A galvanoplastia levou Hanns a inúmeros lugares físicos e também dentro da própria atividade na qual passou pelas mais diversas áreas, expertise bastante valorizada. Atualmente, mora no interior de São Paulo, em Itu. “Gosto de trabalhar no jardim da minichácara onde moro, onde plantei várias plantas frutíferas e gosto de ficar na natureza, pois na minha infância e juventude fui escoteiro, fazendo proezas, como a de ir a pé de São Paulo a Itanhaém, embrenhando-me na Serra do Mar, sem usar estradas...” Para o seu futuro, ele espera algo que não poderia ser diferente: “Espero poder fazer o que gosto”, finaliza.
Sr. Langer com a esposa e filhos
A família completa
HANNS LANGER FALA SOBRE A INDÚSTRIA
Qual a importância do setor de Tratamento de Superfície para a indústria brasileira? Como o Sr. avalia o setor?
Quase todo objeto que a gente pega nas mãos é feito de algum material e precisa de algum acabamento, se for metálico ou algum plástico como, por exemplo, o ABS, que tem acabamento metálico para servir esteticamente e/ou ser anticorrosão. A Indústria não seria viável sem o setor de tratamento de superfícies.
Atualmente, quais são os grandes desafios do segmento? Quais as principais diferenças para aqueles do passado?
Os grandes desafios de hoje são desenvolver processos que não prejudiquem tanto o meio ambiente e a saúde. Em alguns processos do passado, a gente usava dínamos de corrente contínua, em vez de retificadores, que até cobriam melhor as peças que precisavam ser cromadas. Hoje em dia existem retificadores eletrônicos, com e sem corrente pulsante de onda quadrada, que tem suas vantagens.

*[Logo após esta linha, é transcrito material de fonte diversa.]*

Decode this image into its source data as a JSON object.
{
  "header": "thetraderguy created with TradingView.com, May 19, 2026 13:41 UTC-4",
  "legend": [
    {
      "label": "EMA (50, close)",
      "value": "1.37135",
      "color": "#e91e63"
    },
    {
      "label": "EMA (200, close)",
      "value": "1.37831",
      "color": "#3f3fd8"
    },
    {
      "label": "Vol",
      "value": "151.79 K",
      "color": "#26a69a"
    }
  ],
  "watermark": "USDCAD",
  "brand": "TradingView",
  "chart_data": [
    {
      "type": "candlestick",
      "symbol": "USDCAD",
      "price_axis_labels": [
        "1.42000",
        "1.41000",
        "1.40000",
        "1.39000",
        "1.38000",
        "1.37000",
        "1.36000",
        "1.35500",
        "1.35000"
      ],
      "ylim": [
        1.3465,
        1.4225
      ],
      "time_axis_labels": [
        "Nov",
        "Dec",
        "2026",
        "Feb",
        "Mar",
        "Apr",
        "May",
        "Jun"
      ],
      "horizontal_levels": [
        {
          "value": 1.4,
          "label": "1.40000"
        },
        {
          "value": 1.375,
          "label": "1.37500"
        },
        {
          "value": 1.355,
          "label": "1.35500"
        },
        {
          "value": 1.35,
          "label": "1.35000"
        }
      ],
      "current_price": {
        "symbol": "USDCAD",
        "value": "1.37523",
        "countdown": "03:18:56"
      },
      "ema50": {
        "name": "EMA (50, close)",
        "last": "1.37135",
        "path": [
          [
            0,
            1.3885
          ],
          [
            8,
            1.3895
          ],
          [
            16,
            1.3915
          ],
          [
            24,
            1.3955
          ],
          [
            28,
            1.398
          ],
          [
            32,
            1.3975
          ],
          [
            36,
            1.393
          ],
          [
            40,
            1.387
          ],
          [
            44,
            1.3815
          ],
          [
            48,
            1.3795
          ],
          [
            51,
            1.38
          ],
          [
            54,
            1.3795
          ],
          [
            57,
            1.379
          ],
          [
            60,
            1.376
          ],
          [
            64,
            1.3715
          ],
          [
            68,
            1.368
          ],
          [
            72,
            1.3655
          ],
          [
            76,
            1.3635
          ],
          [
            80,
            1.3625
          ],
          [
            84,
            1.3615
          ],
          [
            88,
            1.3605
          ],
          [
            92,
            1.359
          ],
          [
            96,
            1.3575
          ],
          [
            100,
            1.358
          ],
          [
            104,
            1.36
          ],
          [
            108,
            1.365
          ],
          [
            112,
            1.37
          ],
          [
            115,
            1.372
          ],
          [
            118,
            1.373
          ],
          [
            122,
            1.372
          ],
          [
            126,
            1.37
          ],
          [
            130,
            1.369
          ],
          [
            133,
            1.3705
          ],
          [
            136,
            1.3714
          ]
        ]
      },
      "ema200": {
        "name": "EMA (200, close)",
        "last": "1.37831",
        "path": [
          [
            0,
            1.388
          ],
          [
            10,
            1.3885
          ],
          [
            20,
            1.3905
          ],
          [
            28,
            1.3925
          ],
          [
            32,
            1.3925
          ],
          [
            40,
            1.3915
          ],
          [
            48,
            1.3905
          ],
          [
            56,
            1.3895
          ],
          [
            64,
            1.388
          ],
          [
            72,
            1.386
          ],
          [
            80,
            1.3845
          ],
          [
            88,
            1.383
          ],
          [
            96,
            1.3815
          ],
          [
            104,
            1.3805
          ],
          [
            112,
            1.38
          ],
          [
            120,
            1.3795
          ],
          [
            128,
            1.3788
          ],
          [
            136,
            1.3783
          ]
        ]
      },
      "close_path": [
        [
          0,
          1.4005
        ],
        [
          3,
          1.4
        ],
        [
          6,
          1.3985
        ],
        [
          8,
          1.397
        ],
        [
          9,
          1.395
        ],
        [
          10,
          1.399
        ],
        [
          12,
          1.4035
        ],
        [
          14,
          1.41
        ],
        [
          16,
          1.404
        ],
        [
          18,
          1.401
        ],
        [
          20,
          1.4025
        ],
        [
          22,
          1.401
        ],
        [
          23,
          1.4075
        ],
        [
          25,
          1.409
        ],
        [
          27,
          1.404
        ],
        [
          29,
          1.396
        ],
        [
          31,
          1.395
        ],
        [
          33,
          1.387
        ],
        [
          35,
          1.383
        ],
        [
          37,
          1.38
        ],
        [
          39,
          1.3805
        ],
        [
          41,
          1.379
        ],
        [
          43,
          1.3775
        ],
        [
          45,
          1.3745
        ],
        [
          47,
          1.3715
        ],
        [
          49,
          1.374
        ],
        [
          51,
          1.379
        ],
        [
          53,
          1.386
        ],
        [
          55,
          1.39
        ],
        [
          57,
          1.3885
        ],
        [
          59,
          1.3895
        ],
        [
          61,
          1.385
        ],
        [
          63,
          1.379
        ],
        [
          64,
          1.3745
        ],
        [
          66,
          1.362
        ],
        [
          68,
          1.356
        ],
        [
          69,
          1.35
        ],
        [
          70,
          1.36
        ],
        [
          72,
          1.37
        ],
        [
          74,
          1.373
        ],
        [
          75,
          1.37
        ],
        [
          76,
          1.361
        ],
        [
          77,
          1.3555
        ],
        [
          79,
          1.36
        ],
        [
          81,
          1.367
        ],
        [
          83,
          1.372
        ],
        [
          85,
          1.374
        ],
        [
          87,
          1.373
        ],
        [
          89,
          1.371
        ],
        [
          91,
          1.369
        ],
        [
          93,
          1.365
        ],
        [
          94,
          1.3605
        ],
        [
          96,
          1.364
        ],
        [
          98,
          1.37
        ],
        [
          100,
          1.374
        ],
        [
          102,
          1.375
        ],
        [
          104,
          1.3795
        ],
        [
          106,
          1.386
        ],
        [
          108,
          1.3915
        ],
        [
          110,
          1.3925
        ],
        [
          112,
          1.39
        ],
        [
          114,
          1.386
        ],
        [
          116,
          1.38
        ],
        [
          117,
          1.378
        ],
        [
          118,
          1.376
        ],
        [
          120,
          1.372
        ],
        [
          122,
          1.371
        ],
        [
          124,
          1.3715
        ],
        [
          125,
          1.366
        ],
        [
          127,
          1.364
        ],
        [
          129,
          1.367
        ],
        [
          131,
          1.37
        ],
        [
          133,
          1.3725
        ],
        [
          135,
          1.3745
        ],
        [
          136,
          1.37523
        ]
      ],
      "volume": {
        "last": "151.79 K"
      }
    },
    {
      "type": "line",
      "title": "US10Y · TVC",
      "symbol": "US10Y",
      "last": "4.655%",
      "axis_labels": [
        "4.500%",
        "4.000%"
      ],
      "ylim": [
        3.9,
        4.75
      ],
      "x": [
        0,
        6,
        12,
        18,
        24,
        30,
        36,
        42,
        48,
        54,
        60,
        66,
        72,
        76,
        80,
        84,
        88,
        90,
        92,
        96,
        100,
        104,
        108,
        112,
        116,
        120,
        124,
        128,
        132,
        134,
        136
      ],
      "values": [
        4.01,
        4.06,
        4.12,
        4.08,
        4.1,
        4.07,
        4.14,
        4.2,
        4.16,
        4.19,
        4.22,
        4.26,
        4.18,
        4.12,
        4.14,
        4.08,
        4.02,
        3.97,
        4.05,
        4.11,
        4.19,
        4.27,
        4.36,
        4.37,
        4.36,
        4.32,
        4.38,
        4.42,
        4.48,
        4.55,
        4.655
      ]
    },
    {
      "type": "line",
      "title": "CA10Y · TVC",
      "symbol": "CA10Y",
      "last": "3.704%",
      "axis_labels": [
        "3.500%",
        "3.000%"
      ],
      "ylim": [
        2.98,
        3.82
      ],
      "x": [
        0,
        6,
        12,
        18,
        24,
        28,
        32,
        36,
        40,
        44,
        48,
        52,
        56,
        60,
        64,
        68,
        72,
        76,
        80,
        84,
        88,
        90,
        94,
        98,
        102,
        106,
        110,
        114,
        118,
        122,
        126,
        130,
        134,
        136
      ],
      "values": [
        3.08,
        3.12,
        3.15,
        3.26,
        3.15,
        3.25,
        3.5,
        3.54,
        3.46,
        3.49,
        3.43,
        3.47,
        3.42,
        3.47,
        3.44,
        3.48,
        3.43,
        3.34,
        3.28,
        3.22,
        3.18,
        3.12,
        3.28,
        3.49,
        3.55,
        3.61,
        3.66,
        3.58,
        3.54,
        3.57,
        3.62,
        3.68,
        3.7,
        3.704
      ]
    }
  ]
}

O Sr. fez faculdade na Alemanha, um país notório pelo investimento em educação, tecnologia, engenharia e inovação. Quais foram os principais aprendizados aplicados no Brasil? O Sr. acredita que estamos muitos distantes de alcançar a excelência europeia (sobretudo a alemã) em nossas indústrias? Onde podemos melhorar?
Na Alemanha tem muitas restrições a uso indiscriminado de processos químicos, que no Brasil ainda são tolerados, mas que, aos poucos, vão também sendo aplicadas aqui no Brasil devido à globalização. Podemos melhorar usando cromo duro trivalente, deposição em plásticos sem o uso de condicionadores de ácido crômico, e outros produtos químicos que agridam menos o ambiente.

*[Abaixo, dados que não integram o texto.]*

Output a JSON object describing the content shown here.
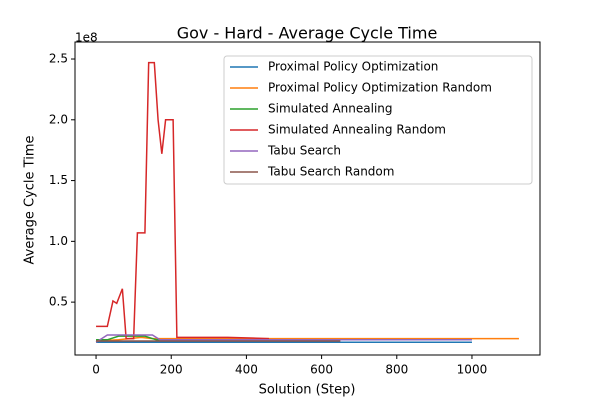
{
  "chart_data": {
    "type": "line",
    "title": "Gov - Hard - Average Cycle Time",
    "x_label": "Solution (Step)",
    "y_label": "Average Cycle Time",
    "y_offset_label": "1e8",
    "xlim": [
      -56,
      1181
    ],
    "ylim": [
      0.065,
      2.64
    ],
    "xticks": [
      0,
      200,
      400,
      600,
      800,
      1000
    ],
    "yticks": [
      0.5,
      {
        "value": 1.0,
        "label": "1.0"
      },
      1.5,
      {
        "value": 2.0,
        "label": "2.0"
      },
      2.5
    ],
    "legend": "upper right",
    "series": [
      {
        "name": "Proximal Policy Optimization",
        "color": "#1f77b4",
        "x": [
          0,
          100,
          200,
          400,
          600,
          800,
          1000
        ],
        "values": [
          0.17,
          0.17,
          0.17,
          0.17,
          0.17,
          0.17,
          0.17
        ]
      },
      {
        "name": "Proximal Policy Optimization Random",
        "color": "#ff7f0e",
        "x": [
          0,
          60,
          120,
          150,
          300,
          500,
          800,
          1000,
          1125
        ],
        "values": [
          0.18,
          0.19,
          0.21,
          0.2,
          0.2,
          0.2,
          0.2,
          0.2,
          0.2
        ]
      },
      {
        "name": "Simulated Annealing",
        "color": "#2ca02c",
        "x": [
          0,
          30,
          60,
          130,
          160,
          300,
          460
        ],
        "values": [
          0.19,
          0.19,
          0.22,
          0.22,
          0.19,
          0.19,
          0.19
        ]
      },
      {
        "name": "Simulated Annealing Random",
        "color": "#d62728",
        "x": [
          0,
          30,
          45,
          55,
          70,
          80,
          100,
          110,
          130,
          140,
          155,
          165,
          175,
          185,
          205,
          215,
          350,
          460
        ],
        "values": [
          0.3,
          0.3,
          0.51,
          0.49,
          0.61,
          0.2,
          0.2,
          1.07,
          1.07,
          2.47,
          2.47,
          2.0,
          1.72,
          2.0,
          2.0,
          0.21,
          0.21,
          0.2
        ]
      },
      {
        "name": "Tabu Search",
        "color": "#9467bd",
        "x": [
          0,
          30,
          150,
          170,
          400,
          700,
          1000
        ],
        "values": [
          0.17,
          0.23,
          0.23,
          0.19,
          0.19,
          0.19,
          0.19
        ]
      },
      {
        "name": "Tabu Search Random",
        "color": "#8c564b",
        "x": [
          0,
          50,
          200,
          400,
          650
        ],
        "values": [
          0.18,
          0.18,
          0.18,
          0.18,
          0.18
        ]
      }
    ]
  }
}
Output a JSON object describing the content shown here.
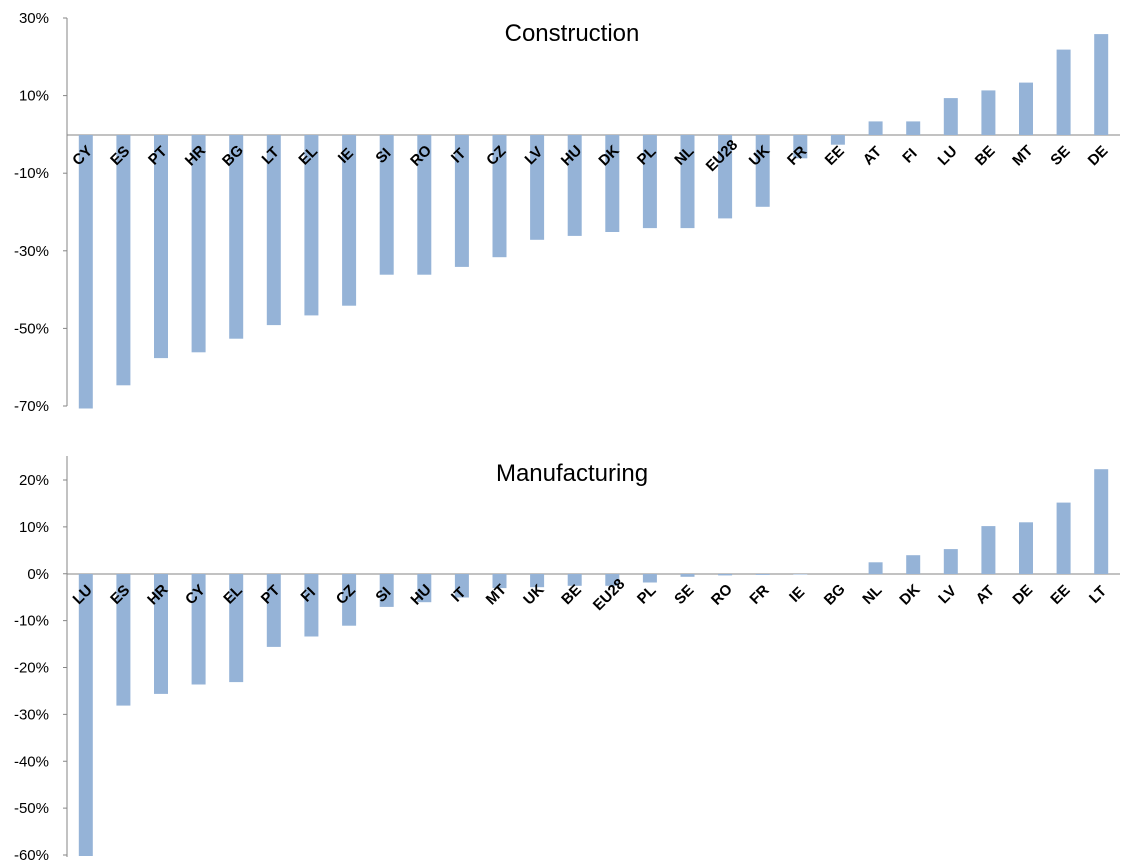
{
  "chart_data": [
    {
      "type": "bar",
      "title": "Construction",
      "xlabel": "",
      "ylabel": "",
      "yticks": [
        "30%",
        "10%",
        "-10%",
        "-30%",
        "-50%",
        "-70%"
      ],
      "ylim": [
        -70,
        30
      ],
      "grid": false,
      "categories": [
        "CY",
        "ES",
        "PT",
        "HR",
        "BG",
        "LT",
        "EL",
        "IE",
        "SI",
        "RO",
        "IT",
        "CZ",
        "LV",
        "HU",
        "DK",
        "PL",
        "NL",
        "EU28",
        "UK",
        "FR",
        "EE",
        "AT",
        "FI",
        "LU",
        "BE",
        "MT",
        "SE",
        "DE"
      ],
      "values": [
        -70.5,
        -64.5,
        -57.5,
        -56,
        -52.5,
        -49,
        -46.5,
        -44,
        -36,
        -36,
        -34,
        -31.5,
        -27,
        -26,
        -25,
        -24,
        -24,
        -21.5,
        -18.5,
        -6,
        -2.5,
        3.5,
        3.5,
        9.5,
        11.5,
        13.5,
        22,
        26
      ],
      "color": "#95b3d7"
    },
    {
      "type": "bar",
      "title": "Manufacturing",
      "xlabel": "",
      "ylabel": "",
      "yticks": [
        "20%",
        "10%",
        "0%",
        "-10%",
        "-20%",
        "-30%",
        "-40%",
        "-50%",
        "-60%"
      ],
      "ylim": [
        -60,
        25
      ],
      "grid": false,
      "categories": [
        "LU",
        "ES",
        "HR",
        "CY",
        "EL",
        "PT",
        "FI",
        "CZ",
        "SI",
        "HU",
        "IT",
        "MT",
        "UK",
        "BE",
        "EU28",
        "PL",
        "SE",
        "RO",
        "FR",
        "IE",
        "BG",
        "NL",
        "DK",
        "LV",
        "AT",
        "DE",
        "EE",
        "LT"
      ],
      "values": [
        -60,
        -28,
        -25.5,
        -23.5,
        -23,
        -15.5,
        -13.3,
        -11,
        -7,
        -6,
        -5,
        -3,
        -2.8,
        -2.5,
        -2.5,
        -1.8,
        -0.6,
        -0.3,
        -0.2,
        -0.1,
        0,
        2.5,
        4,
        5.3,
        10.2,
        11,
        15.2,
        22.3
      ],
      "color": "#95b3d7"
    }
  ]
}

Quais foram as grandes revoluções na indústria vivenciada por você?
Quando comecei a trabalhar na SETECOBEL, nos anos de 1960, não havia abrilhantadores e niveladores nos banhos de cobre ácido. A gente usava um abrilhantamento mecânico, usando uma pedra de ágata, que era aplicada em cima da superfície em um movimento de vai e vem. Alguns anos depois, apareceu o primeiro abrilhantador que se chamava Ubac. Hoje em dia eu mesmo os formulo.
Com tantos anos de experiência, qual o grande aprendizado na indústria?

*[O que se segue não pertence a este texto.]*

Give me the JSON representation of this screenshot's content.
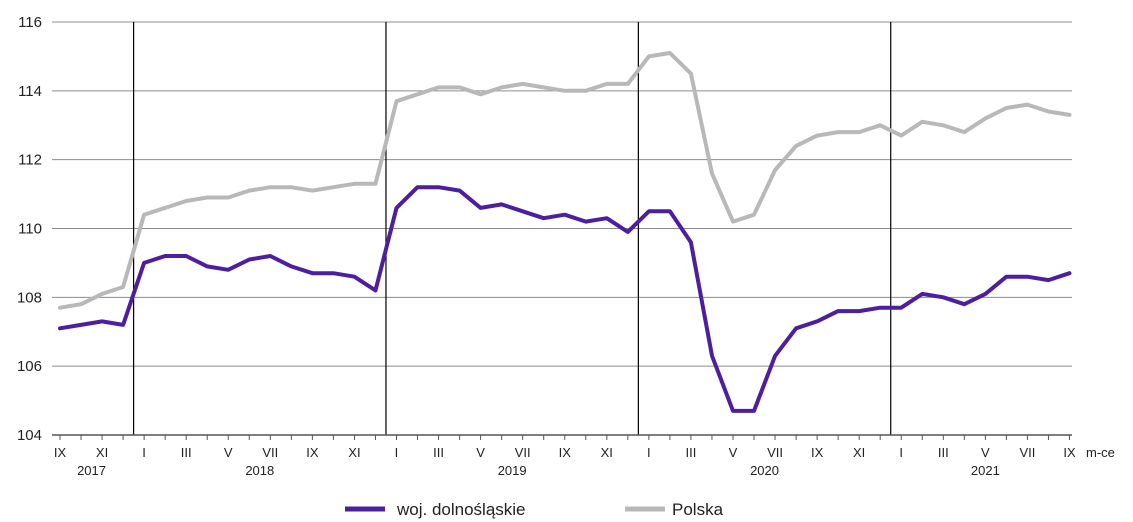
{
  "chart_data": {
    "type": "line",
    "x": [
      "IX 2017",
      "X 2017",
      "XI 2017",
      "XII 2017",
      "I 2018",
      "II 2018",
      "III 2018",
      "IV 2018",
      "V 2018",
      "VI 2018",
      "VII 2018",
      "VIII 2018",
      "IX 2018",
      "X 2018",
      "XI 2018",
      "XII 2018",
      "I 2019",
      "II 2019",
      "III 2019",
      "IV 2019",
      "V 2019",
      "VI 2019",
      "VII 2019",
      "VIII 2019",
      "IX 2019",
      "X 2019",
      "XI 2019",
      "XII 2019",
      "I 2020",
      "II 2020",
      "III 2020",
      "IV 2020",
      "V 2020",
      "VI 2020",
      "VII 2020",
      "VIII 2020",
      "IX 2020",
      "X 2020",
      "XI 2020",
      "XII 2020",
      "I 2021",
      "II 2021",
      "III 2021",
      "IV 2021",
      "V 2021",
      "VI 2021",
      "VII 2021",
      "VIII 2021",
      "IX 2021"
    ],
    "tick_labels": [
      "IX",
      "",
      "XI",
      "",
      "I",
      "",
      "III",
      "",
      "V",
      "",
      "VII",
      "",
      "IX",
      "",
      "XI",
      "",
      "I",
      "",
      "III",
      "",
      "V",
      "",
      "VII",
      "",
      "IX",
      "",
      "XI",
      "",
      "I",
      "",
      "III",
      "",
      "V",
      "",
      "VII",
      "",
      "IX",
      "",
      "XI",
      "",
      "I",
      "",
      "III",
      "",
      "V",
      "",
      "VII",
      "",
      "IX"
    ],
    "years": [
      {
        "label": "2017",
        "start": 0,
        "end": 3
      },
      {
        "label": "2018",
        "start": 4,
        "end": 15
      },
      {
        "label": "2019",
        "start": 16,
        "end": 27
      },
      {
        "label": "2020",
        "start": 28,
        "end": 39
      },
      {
        "label": "2021",
        "start": 40,
        "end": 48
      }
    ],
    "year_boundaries": [
      3.5,
      15.5,
      27.5,
      39.5
    ],
    "series": [
      {
        "name": "woj. dolnośląskie",
        "color": "#4b1fa0",
        "values": [
          107.1,
          107.2,
          107.3,
          107.2,
          109.0,
          109.2,
          109.2,
          108.9,
          108.8,
          109.1,
          109.2,
          108.9,
          108.7,
          108.7,
          108.6,
          108.2,
          110.6,
          111.2,
          111.2,
          111.1,
          110.6,
          110.7,
          110.5,
          110.3,
          110.4,
          110.2,
          110.3,
          109.9,
          110.5,
          110.5,
          109.6,
          106.3,
          104.7,
          104.7,
          106.3,
          107.1,
          107.3,
          107.6,
          107.6,
          107.7,
          107.7,
          108.1,
          108.0,
          107.8,
          108.1,
          108.6,
          108.6,
          108.5,
          108.7
        ]
      },
      {
        "name": "Polska",
        "color": "#b8b8b8",
        "values": [
          107.7,
          107.8,
          108.1,
          108.3,
          110.4,
          110.6,
          110.8,
          110.9,
          110.9,
          111.1,
          111.2,
          111.2,
          111.1,
          111.2,
          111.3,
          111.3,
          113.7,
          113.9,
          114.1,
          114.1,
          113.9,
          114.1,
          114.2,
          114.1,
          114.0,
          114.0,
          114.2,
          114.2,
          115.0,
          115.1,
          114.5,
          111.6,
          110.2,
          110.4,
          111.7,
          112.4,
          112.7,
          112.8,
          112.8,
          113.0,
          112.7,
          113.1,
          113.0,
          112.8,
          113.2,
          113.5,
          113.6,
          113.4,
          113.3
        ]
      }
    ],
    "y_ticks": [
      104,
      106,
      108,
      110,
      112,
      114,
      116
    ],
    "ylim": [
      104,
      116
    ],
    "grid": true,
    "x_unit_label": "m-ce",
    "legend_position": "bottom-center"
  }
}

A vida é um eterno aprender a aprender fazendo! Nem sempre o que fazemos no laboratório se reproduz fielmente na escala de produção industrial.
Como vê o futuro da indústria de Tratamento de Superfície no Brasil? Qual a grande tendência do setor hoje?
Diminuiu muito a quantidade de firmas em funcionamento nas duas últimas décadas e as que continuam funcionando usam tecnologias avançadas. Também aconteceu a fusão de grandes fabricantes de processo no mundo, o que refletiu por aqui; a gente percebe que faltam profissionais experientes em muitas empresas, tanto na produção quanto para controle do processo, e os vendedores experientes já não têm muito tempo para dar assistência técnica – hoje, sair para atender um cliente tem um custo alto. Comparativamente entre o Brasil e Europa, as firmas europeias e americanas têm muito mais pessoal técnico para controlar corretamente a produção, enquanto que, no Brasil, os clientes em geral esperam que essa assistência seja dada pela empresa que vende os processos.
Para finalizarmos, qual a principal dica você pode dar para o executivo industrial no Brasil?
A dica que dou é ter um bom profissional, com bastante prática, para comandar as operações, e usar processos menos prejudiciais ao meio ambiente, para evitar usar equipamentos antipoluentes, de valor elevado.